Jérémy Brossard, BFM TV
Monsieur le Premier ministre, Jérémy Brossard, BFM TV. Est-ce que ça ne pose pas un problème politique si vous avez besoin des voix de l’opposition, notamment au Sénat, pour faire adopter ce Traité budgétaire ?
Jean-Marc Ayrault
Je crois que mon message est très clair. Ce que nous demandons au Parlement, et aux parlementaires de l’Assemblée nationale et du Sénat, c’est de prendre leurs responsabilités. Est-ce que oui ou non la France a obtenu des résultats ? Est-ce que oui ou non des pas significatifs ont été faits dans le sens de la réorientation de l’Europe, et est-ce que nous voulons poursuivre cette réorientation ? Et donc l’appel que je lance à tous les parlementaires, c’est de prendre des responsabilités de choix, de défendre les intérêts de la France, c’est ça le sens du vote. Ce n’est pas un jeu tactique. Là nous sommes face à des enjeux très importants. Il y a deux ans et demi s’est déclenchée la crise grecque, il a fallu tant de temps pour en sortir, et nous n’en sommes pas encore sortis, le rapport de la troïka sera présenté, il y aura des solutions à trouver, mais les choses avancent, et Pierre Moscovici y travaille, pour le gouvernement français. Mais je crois qu’il faut que la France continue d’apparaître comme un acteur extrêmement déterminant de l’avenir de l’Europe, d’ailleurs, on le sait, l’Europe ne peut pas se faire sans la France, donc notre voix pèse, et quand elle est unie, quand elle est forte, elle pèse davantage.

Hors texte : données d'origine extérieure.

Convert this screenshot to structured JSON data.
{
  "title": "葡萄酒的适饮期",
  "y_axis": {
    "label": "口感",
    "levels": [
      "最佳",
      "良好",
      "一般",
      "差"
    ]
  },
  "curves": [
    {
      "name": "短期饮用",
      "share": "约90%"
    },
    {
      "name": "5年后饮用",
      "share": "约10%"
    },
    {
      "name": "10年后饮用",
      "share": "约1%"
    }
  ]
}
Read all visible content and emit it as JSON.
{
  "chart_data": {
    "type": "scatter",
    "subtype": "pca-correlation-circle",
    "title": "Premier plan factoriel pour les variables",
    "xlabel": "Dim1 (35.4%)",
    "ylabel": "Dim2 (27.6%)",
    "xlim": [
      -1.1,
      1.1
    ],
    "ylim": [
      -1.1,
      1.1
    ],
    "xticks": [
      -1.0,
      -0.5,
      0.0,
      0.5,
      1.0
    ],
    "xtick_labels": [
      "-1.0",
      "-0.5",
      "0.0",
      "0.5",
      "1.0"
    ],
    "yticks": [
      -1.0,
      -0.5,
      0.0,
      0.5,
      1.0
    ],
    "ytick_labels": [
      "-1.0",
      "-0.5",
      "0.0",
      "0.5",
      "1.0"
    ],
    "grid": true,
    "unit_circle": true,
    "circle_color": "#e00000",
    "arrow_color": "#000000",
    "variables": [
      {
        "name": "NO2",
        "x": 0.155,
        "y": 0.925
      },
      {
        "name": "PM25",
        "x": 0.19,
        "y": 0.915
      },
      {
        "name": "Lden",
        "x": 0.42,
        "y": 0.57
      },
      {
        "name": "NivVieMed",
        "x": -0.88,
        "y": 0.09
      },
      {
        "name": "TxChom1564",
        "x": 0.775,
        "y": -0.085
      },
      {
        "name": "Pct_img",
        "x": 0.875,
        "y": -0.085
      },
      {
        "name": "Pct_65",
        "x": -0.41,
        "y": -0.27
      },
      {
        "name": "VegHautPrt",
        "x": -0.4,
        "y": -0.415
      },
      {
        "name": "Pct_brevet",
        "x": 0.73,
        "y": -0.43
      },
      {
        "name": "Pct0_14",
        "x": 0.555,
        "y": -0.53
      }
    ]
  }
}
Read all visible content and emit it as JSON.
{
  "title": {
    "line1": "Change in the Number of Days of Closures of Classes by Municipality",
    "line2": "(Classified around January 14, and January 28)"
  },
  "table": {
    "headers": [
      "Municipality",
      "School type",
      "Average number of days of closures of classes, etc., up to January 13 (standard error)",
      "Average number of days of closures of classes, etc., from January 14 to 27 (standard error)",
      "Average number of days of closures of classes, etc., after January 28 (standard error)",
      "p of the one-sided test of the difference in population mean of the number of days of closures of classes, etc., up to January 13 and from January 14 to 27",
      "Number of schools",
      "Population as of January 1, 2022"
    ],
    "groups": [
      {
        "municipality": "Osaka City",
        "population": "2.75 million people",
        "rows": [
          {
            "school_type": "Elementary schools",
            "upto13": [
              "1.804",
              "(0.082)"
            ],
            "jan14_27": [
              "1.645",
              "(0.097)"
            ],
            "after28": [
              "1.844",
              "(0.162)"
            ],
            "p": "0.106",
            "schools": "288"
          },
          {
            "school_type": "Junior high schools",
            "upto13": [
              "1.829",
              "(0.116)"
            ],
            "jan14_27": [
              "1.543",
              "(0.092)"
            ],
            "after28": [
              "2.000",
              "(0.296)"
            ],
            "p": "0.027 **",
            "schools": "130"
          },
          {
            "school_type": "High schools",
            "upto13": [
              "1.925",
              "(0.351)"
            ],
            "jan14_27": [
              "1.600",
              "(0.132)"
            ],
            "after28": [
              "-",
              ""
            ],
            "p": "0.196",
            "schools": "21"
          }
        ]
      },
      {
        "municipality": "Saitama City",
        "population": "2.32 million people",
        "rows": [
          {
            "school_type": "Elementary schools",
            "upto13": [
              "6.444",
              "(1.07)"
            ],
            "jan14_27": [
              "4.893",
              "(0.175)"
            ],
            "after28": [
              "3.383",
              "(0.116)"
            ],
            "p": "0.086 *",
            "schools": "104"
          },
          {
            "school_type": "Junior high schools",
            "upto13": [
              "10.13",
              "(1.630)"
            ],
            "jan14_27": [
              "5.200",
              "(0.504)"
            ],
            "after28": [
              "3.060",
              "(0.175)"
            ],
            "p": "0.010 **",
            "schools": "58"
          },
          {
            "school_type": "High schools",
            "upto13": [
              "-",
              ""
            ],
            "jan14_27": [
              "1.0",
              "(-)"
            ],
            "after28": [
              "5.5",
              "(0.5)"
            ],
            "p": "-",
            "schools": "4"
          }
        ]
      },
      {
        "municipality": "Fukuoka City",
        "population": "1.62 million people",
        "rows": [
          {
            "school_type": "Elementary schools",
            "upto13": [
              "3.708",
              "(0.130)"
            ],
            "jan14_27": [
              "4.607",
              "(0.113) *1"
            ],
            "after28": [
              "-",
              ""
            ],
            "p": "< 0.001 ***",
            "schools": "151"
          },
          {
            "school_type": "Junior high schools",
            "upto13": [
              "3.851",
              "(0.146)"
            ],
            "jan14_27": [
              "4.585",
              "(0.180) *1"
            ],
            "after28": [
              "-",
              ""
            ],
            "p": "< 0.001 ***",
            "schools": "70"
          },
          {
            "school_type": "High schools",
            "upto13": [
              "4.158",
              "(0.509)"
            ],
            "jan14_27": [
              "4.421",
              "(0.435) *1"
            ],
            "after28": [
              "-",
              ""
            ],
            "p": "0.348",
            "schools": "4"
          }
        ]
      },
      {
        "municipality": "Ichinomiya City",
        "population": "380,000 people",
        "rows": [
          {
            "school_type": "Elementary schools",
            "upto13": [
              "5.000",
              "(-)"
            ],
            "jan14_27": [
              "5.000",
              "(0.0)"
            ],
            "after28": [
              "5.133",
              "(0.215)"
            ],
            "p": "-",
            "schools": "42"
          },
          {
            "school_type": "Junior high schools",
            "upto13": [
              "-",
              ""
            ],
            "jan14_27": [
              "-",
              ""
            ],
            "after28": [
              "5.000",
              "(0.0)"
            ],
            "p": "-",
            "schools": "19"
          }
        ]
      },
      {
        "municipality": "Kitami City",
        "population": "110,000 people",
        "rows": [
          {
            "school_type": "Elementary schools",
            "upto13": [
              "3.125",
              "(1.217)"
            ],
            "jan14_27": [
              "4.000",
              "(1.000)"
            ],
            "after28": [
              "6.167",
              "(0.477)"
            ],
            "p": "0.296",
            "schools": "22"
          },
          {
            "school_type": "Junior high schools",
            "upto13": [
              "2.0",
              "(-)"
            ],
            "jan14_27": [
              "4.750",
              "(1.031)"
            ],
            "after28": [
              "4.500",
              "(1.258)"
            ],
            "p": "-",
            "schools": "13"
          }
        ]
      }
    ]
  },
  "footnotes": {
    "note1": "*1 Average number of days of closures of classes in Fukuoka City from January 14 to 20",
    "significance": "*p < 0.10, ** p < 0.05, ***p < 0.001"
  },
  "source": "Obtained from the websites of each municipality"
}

Jean-Jérôme Bertolus, i>télé
Monsieur le Premier ministre, Jean-Jérôme Bertolus, i>télé, Canal+. Donc, vous appelez à la responsabilité des parlementaires, il y a des voix qui se font entendre au sein du groupe socialiste, mais y compris, et surtout peut-être aussi, avec vos alliés écologistes et Front de gauche, ceux-là vous les appelez à la solidarité de la majorité ?
Jean-Marc Ayrault
Ceux qui croient à l’Europe, ceux qui sont sincèrement européens, sauront prendre leurs responsabilités. comme toujours, dans ce genre de circonstance, et pour des votes aussi importants, il est parfaitement légitime qu’il y ait débat, et donc il y a un travail qui se fait, d’explications, de pédagogie, je remercie d’ailleurs les différents ministres ici présents, et particulièrement le ministre délégué chargé des Affaires européennes, de prendre tout le temps nécessaire pour convaincre de ce qui est en train de se passer et de ce qu’est l’enjeu de ce vote. Je peux vous dire que son travail est particulièrement apprécié et écouté. Donc, il y a encore des hésitants, il y a encore des positions évidemment d’hostilité, vous avez cité plusieurs formations politiques, on connaît les points de vue de certains, mais ce ne sont pas des points de vue nouveaux. Mon objectif, et celui du gouvernement, c’est de convaincre le plus grand nombre de parlementaires, et notamment parmi les hésitants, à prendre leurs responsabilités à la fois, pour ceux de la gauche, en cohérence avec les engagements présidentiels, apportant au président un soutien clair, ce qui est la logique même de leur élection, je pense en particulier aux députés, mais au-delà, de renforcer la position de la France pour qu’elle soit encore davantage entendue.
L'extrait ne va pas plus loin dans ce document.